China is currently moving through an era of slower growth after years of dependence on fast expanding exports cum manufactures as well as consumption-led growth. In the backdrop of softer global demands for its tradable commodities as well as trade-related hostilities spearheaded by the USA, the weight of demographic shifts and ageing population is also clouding her economic outlook in the short and medium terms.

However, even with a growth rate of around 6.0 per cent, China would still retain its position as the most powerful engine of global growth, as it would still have a share of 35 per cent global output. This, in turn, would be the biggest contribution by any single country and three times more contribution to global growth compared to that made by the USA.
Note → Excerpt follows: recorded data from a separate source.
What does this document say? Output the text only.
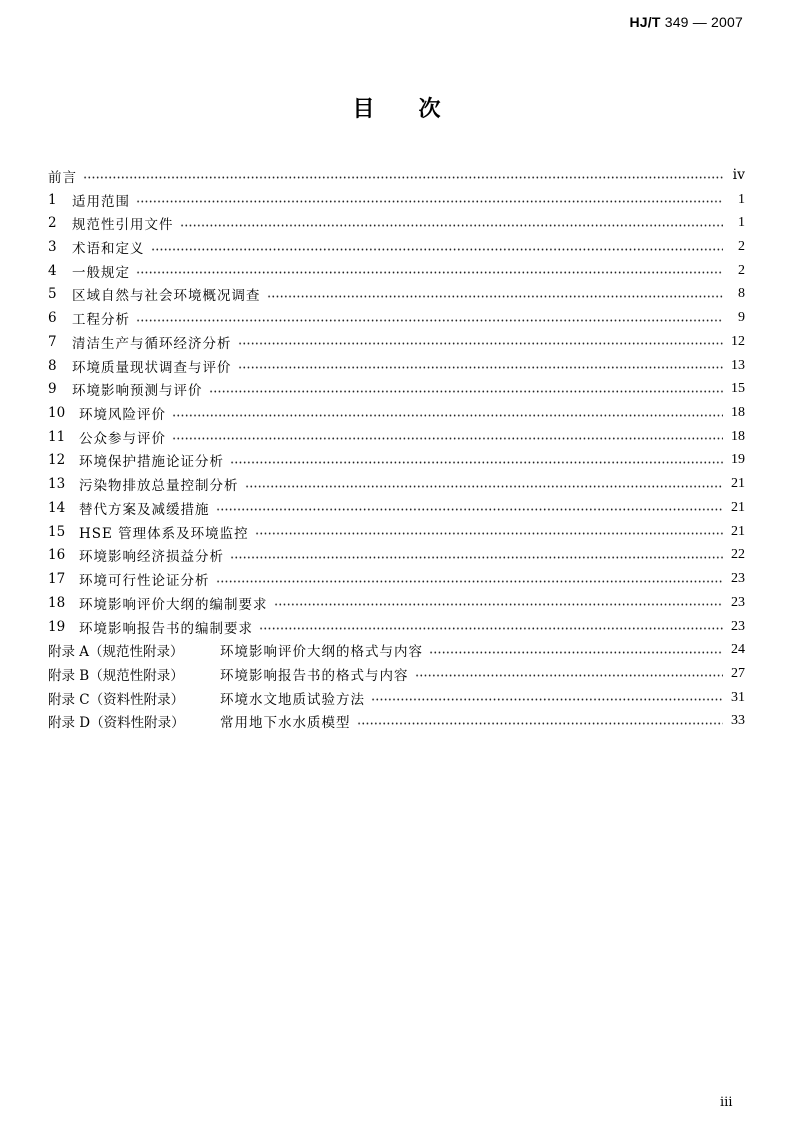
HJ/T 349 — 2007
目 次
前言	ⅳ
1	适用范围	1
2	规范性引用文件	1
3	术语和定义	2
4	一般规定	2
5	区域自然与社会环境概况调查	8
6	工程分析	9
7	清洁生产与循环经济分析	12
8	环境质量现状调查与评价	13
9	环境影响预测与评价	15
10	环境风险评价	18
11	公众参与评价	18
12	环境保护措施论证分析	19
13	污染物排放总量控制分析	21
14	替代方案及减缓措施	21
15	HSE 管理体系及环境监控	21
16	环境影响经济损益分析	22
17	环境可行性论证分析	23
18	环境影响评价大纲的编制要求	23
19	环境影响报告书的编制要求	23
附录 A（规范性附录）	环境影响评价大纲的格式与内容	24
附录 B（规范性附录）	环境影响报告书的格式与内容	27
附录 C（资料性附录）	环境水文地质试验方法	31
附录 D（资料性附录）	常用地下水水质模型	33
ⅲ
China has also emerged as a global player in the international development arena through her 'Belt and Road Initiative' (BRI) during the present decade. Through a wave of funding for infrastructure development and investments across most continents of the world, China's nation-building and national development efforts have now assumed a cosmopolitan shape and global character. Revival of the medieval 'Silk Road' under the BRI now aims to connect almost half of the global population and one-fifth of the world GDP by establishing trade and investment linkages all over the globe. Developing countries like Bangladesh are most likely to benefit handsomely from this epoch-making Chinese initiative.

Dr. Helal Uddin Ahmed is a retired Additional Secretary and former Editor of Bangladesh Quarterly.